Flea’s Honora arrives with a premise that could easily have tipped into pretentious indulgence. A rock star turns 60, returns to an instrument from his youth, brings in a serious group of players, and makes a jazz record.
Granted, there are plenty of examples of that going wrong, but what’s striking with Flea is how little it feels like a vanity project.
Flea has previously spoken about identity, about how much of a person is shaped by where they’ve been, and that idea sits behind these recordings, with Australia, New York and Los Angeles all shaping his life in different ways. It’s that sense of movement that’s baked into the music.

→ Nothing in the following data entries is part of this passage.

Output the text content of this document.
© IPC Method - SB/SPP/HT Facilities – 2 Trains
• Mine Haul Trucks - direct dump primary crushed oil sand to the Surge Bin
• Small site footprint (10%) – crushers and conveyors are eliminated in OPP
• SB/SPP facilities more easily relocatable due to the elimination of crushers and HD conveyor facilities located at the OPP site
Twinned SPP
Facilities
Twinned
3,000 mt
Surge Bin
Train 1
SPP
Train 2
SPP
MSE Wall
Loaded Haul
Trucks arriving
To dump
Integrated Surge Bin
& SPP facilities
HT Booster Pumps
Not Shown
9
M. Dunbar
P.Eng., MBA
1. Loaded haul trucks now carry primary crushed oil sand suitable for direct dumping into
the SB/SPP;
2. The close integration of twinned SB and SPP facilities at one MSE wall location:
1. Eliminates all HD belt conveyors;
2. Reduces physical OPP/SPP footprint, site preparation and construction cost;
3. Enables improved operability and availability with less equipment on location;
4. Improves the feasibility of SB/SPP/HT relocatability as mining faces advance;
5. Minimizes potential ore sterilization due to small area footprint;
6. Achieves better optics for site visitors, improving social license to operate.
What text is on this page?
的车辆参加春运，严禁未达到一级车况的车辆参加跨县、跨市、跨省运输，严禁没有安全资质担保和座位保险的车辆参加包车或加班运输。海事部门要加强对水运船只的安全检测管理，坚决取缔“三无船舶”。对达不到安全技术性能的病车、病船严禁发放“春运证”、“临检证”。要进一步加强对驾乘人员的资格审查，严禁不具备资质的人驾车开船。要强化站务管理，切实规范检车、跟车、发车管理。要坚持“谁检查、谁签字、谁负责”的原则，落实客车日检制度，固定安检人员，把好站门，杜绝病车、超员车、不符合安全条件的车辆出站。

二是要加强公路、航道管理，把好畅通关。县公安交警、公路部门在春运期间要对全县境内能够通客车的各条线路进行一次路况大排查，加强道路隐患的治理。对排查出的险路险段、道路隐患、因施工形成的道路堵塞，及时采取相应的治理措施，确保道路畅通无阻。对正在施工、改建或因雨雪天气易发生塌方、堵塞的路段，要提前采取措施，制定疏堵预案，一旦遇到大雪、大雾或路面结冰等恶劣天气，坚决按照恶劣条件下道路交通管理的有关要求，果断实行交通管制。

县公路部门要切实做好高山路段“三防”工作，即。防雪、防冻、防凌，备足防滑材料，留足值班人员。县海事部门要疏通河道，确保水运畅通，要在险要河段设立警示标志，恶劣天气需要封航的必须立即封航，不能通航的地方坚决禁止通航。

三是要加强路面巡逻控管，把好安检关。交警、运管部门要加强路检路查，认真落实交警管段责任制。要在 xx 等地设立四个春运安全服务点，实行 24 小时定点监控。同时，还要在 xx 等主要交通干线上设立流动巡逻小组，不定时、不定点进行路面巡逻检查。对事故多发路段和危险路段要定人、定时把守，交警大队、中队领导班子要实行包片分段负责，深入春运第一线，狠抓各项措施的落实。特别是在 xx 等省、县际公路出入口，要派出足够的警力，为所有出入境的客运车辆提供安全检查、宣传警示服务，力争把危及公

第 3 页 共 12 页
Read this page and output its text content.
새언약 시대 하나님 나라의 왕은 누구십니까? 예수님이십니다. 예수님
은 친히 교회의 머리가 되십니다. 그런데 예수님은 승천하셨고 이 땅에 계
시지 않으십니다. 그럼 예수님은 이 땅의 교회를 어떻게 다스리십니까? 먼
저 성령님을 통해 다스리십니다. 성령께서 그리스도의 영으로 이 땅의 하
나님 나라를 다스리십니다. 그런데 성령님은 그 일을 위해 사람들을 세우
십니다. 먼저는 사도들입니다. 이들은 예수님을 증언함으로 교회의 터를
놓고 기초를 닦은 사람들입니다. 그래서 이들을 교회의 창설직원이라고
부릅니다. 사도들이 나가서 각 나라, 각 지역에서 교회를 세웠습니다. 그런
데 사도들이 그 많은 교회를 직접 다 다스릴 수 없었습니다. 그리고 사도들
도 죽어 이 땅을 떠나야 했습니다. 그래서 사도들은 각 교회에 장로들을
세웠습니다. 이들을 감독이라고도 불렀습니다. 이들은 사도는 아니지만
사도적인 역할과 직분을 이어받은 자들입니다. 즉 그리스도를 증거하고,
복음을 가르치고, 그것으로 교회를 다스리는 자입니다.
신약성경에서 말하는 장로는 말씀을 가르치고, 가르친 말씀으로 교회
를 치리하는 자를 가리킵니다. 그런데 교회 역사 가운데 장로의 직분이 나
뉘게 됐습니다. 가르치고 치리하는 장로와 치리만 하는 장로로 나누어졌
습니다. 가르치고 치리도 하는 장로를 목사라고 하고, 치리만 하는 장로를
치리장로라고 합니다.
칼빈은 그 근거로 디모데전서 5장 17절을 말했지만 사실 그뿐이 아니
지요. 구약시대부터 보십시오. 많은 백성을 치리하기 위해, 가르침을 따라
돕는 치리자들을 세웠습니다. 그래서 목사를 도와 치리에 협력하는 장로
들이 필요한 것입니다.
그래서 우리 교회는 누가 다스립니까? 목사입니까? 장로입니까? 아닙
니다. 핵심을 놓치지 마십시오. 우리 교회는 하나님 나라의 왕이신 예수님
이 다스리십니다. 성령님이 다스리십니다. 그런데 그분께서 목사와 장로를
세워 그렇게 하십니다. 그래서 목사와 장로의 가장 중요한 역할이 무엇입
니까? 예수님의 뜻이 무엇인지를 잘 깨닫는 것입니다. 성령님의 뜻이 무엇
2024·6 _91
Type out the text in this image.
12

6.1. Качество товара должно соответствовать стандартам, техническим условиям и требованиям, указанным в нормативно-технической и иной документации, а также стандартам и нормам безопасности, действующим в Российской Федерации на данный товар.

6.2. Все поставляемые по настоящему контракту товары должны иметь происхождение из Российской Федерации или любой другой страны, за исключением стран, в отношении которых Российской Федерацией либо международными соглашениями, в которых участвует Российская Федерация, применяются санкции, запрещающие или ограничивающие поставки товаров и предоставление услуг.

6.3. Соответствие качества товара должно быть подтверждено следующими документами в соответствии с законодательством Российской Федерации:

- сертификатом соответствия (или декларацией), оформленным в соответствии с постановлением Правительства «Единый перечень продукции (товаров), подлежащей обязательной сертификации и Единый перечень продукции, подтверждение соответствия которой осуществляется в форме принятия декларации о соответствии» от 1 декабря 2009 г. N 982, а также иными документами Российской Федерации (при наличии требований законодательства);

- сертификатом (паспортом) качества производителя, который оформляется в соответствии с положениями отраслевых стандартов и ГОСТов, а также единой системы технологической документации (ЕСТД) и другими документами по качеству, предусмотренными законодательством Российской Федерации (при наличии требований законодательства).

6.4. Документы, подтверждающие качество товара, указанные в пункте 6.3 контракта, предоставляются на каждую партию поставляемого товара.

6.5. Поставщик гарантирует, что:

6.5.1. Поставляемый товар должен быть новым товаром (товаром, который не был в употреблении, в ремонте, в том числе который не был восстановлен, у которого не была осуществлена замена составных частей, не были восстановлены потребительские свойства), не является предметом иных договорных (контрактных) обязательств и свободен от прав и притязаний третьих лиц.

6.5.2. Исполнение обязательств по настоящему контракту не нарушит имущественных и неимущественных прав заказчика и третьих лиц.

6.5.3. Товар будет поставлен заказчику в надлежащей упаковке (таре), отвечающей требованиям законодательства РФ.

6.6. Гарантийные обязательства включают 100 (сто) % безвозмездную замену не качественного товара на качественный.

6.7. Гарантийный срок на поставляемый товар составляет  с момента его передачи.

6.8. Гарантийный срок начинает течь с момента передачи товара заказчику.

Early on, ‘A Plea’ puts the trumpet front and centre, not showy, but searching, circling around a loose groove while Flea delivers a spoken appeal for empathy that could easily feel heavy-handed but just about holds because of the conviction behind it.
‘Traffic Lights’, with Thom Yorke, is one of the more immediately engaging moments. Yorke’s voice brings a familiar unease, and the track moves between warmth and disorientation without ever quite resolving. It’s a good example of how the collaborations work across the record, they add texture without taking over.
The second half turns to covers, and while the energy dips slightly, there are still strong moments. ‘Maggot Brain’ is reworked with restraint and deference, with an understanding that aping the original too closely or trying to transform it too much would have been a mistake either way. Flea swaps the guitar heroics of Eddie Hazel for something softer and more measured. ‘Wichita Lineman’, with Nick Cave, is perhaps the most straightforward track here, but it’s effective, a simple, well-judged reading that suits the tone of the album.
For a first solo statement in this mode, Honora is more than respectable. It’s thoughtful, occasionally absorbing, and, at its best, quietly moving.